Third, regarding the prognostic value of KRAS mutations. Unlike most studies15, this study found better OS in patients with KRAS mutations than in those with wild-type KRAS (P = 0.013), while no significant differences were observed among subtypes. Possible explanations include: (1) a higher TP53 mutation rate in the wild-type group (58.4% vs. 47.1%), and TP53 loss may promote malignant progression through genomic instability22; (2) the KRAS-mutant group may harbor distinct co-mutation profiles or immunological microenvironmental characteristics, such as a higher frequency of PIK3CA co-mutations or more pronounced inflammatory responses, which could exert a protective effect on long-term survival. Further COX regression analysis showed that TNM stage (stage IV HR = 4.80) and lack of primary tumor resection (HR = 3.20) were independent prognostic factors, consistent with the conclusions of Siegel et al.23, suggesting that traditional pathological parameters remain central to prognosis assessment.

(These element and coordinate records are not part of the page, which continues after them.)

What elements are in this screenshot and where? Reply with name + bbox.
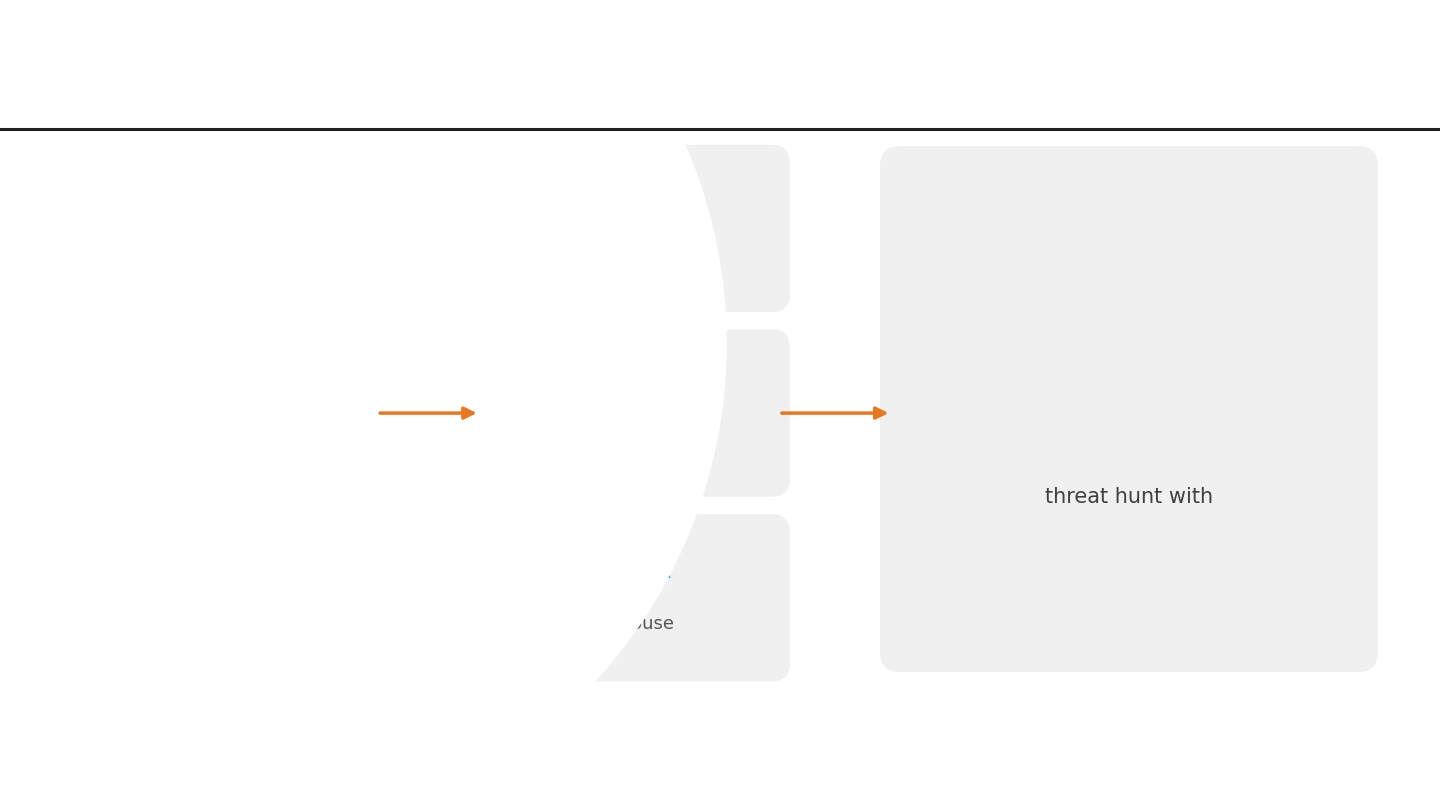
Text: native connector: native connector — [127, 509, 325, 528]
FancyBboxPatch shape — [62, 146, 390, 672]
Text: API Abuse: API Abuse — [585, 615, 674, 633]
FancyBboxPatch shape — [469, 514, 789, 681]
Text: Determine: Determine — [563, 377, 696, 397]
Text: Vulnerable APIs: Vulnerable APIs — [559, 430, 700, 448]
Circle shape — [0, 0, 726, 810]
Text: Discover: Discover — [575, 193, 684, 212]
Text: Akamai API Security: Akamai API Security — [82, 85, 495, 119]
FancyBboxPatch shape — [469, 145, 789, 312]
Text: Detect: Detect — [588, 562, 671, 582]
Text: threat hunt with: threat hunt with — [1045, 487, 1212, 506]
Text: Shadow APIs: Shadow APIs — [572, 245, 687, 263]
FancyBboxPatch shape — [880, 146, 1378, 672]
FancyBboxPatch shape — [469, 330, 789, 497]
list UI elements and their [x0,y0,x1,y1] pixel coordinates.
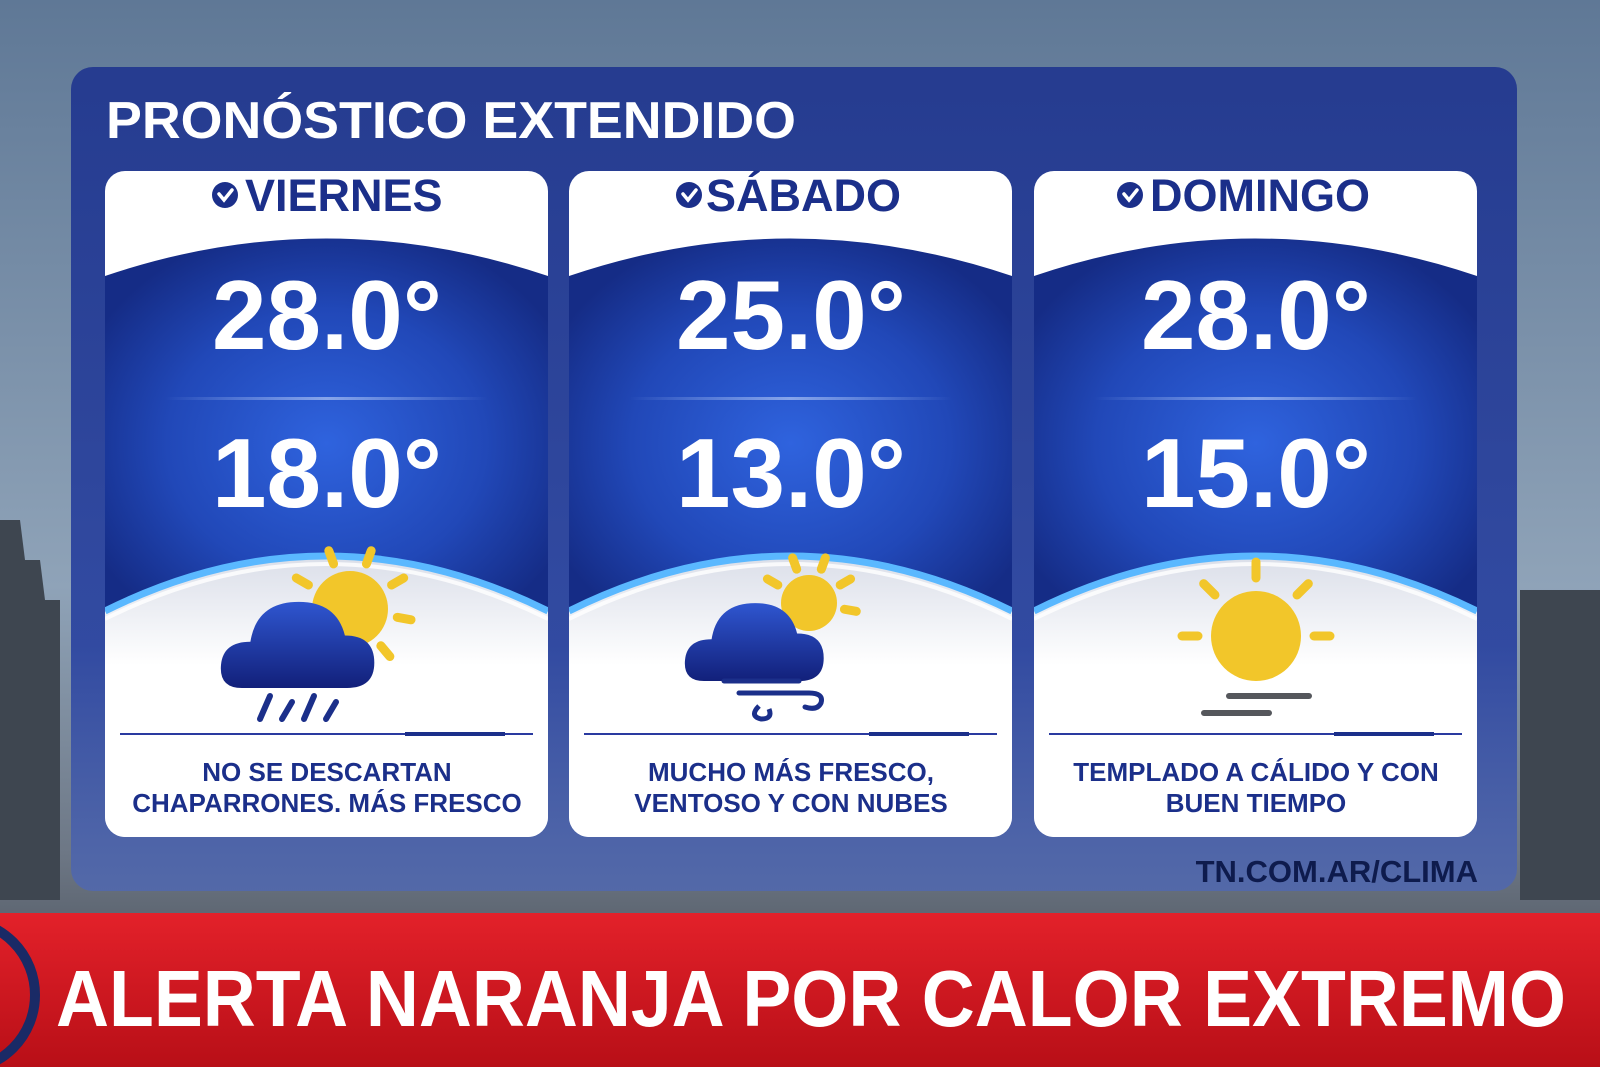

In summary, the above findings demonstrate the multifaceted role of KRAS mutations in clinicopathological characteristics, subtype distribution, and prognosis, and they also suggest potential applications of these morphological features in diagnostic practice. In this study, KRAS mutations were more frequently observed in right-sided tumors and were significantly associated with prominent tumor budding and abundant mucinous components. These features may serve as useful indicators in clinical practice, particularly in settings where molecular testing is limited or unavailable. For example, in the absence of genetic testing, the observation of marked tumor budding or pronounced mucinous differentiation may alert pathologists and clinicians to the possible activation of the RAS pathway. Such morphological–molecular correlations not only enhance the understanding of colorectal cancer biology but may also provide complementary guidance for individualized patient management.

Despite a large sample size and standardized morphological evaluation, several limitations remain: (1) the retrospective design may have introduced selection bias, such as the inclusion of only surgical cases; (2) NRAS and BRAF mutations were not analyzed, possibly affecting the completeness of molecular classification; (3) lack of treatment response data made it difficult to evaluate the impact of different mutations on EGFR-targeted therapy or chemotherapy. (4) because information on comorbidities, performance status, postoperative complications, and treatment distribution was unavailable, the observed association between KRAS mutations and improved OS may have been confounded by TP53 mutation imbalance, therapeutic variability, or other unmeasured factors; (5) the number of cases with rare KRAS variants such as G12F and A146V limited the statistical power of subtype-specific prognostic analyses. Future research should involve multicenter, prospective data, and incorporate spatial transcriptomics or single-cell sequencing to further reveal the dynamic interaction between KRAS subtypes and the tumor microenvironment, and explore the therapeutic potential of subtype-specific inhibitors (e.g., sotorasib) in colorectal cancer.